When it came to Thanksgiving, I was the child who skipped most of the offerings and ate my weight in Stove Top Stuffing and turkey. It was never too difficult to be turned off by the jellied cranberry sauce, beets, or sweet potatoes that popped out of the aluminum can before getting reheated on the stove top. I was a picky eater and never a big fan of the vegetables. 

Many years later, I find myself wanting mostly vegetables, a good portion of turkey, and just a taste of stuffing. Cranberry sauce, especially when fermented, adds great flavor to the savory pasture raised bird, and is now one of my favorite parts of the dinner. 

With a large prep list for Thanksgiving Day, I do my best to get a few things done earlier in the week so that the holiday can be a little less "busy". Make this fermented chutney a few days ahead of time and allow it to get nice and bubbly. 

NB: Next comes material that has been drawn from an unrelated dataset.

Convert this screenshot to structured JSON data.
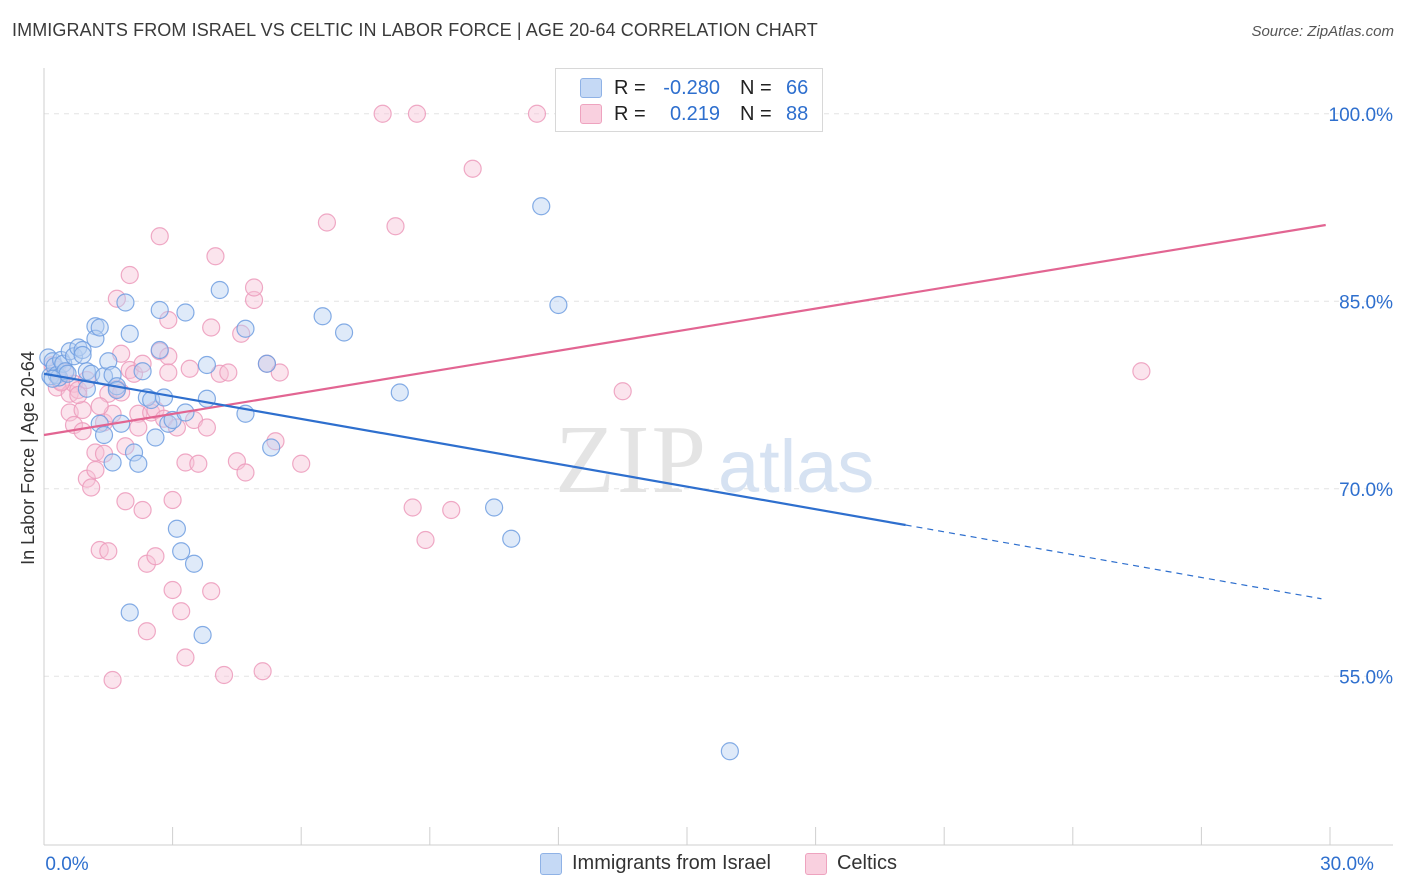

Fermented Cranberry Chutney

Ingredients: Makes 1 pint

  • 1 pound (about 4 cups) fresh cranberries 
  • 1/2 cup honey or maple syrup
  • 1 teaspoon sea salt
  • 1/2 cup whey, sauerkraut juice, or kombucha
  • 1/2 cup apple cider
  • 2 tablespoons apple cider vinegar or fresh squeezed lemon juice
  • 1 tablespoon freshly minced ginger root
  • 1 teaspoon ground cinnamon


  1. Place the cranberries in a food processor and pulse to break up, but be mindful not to over blend. You want some texture here. 
  2. Place the cranberries in a bowl and stir in the remaining ingredients. 
  3. Pack the sauce into a 1 quart jar and pack down so that the liquid covers the berries. 
  4. Screw a lid on, place the jar in a warm spot in your kitchen, and ferment for 24-48 hours. 
  5. Refrigerate and use within 3 months.
Fermented cranberry chutney in the foreground, cooked version in back. 

Fermented cranberry chutney in the foreground, cooked version in back.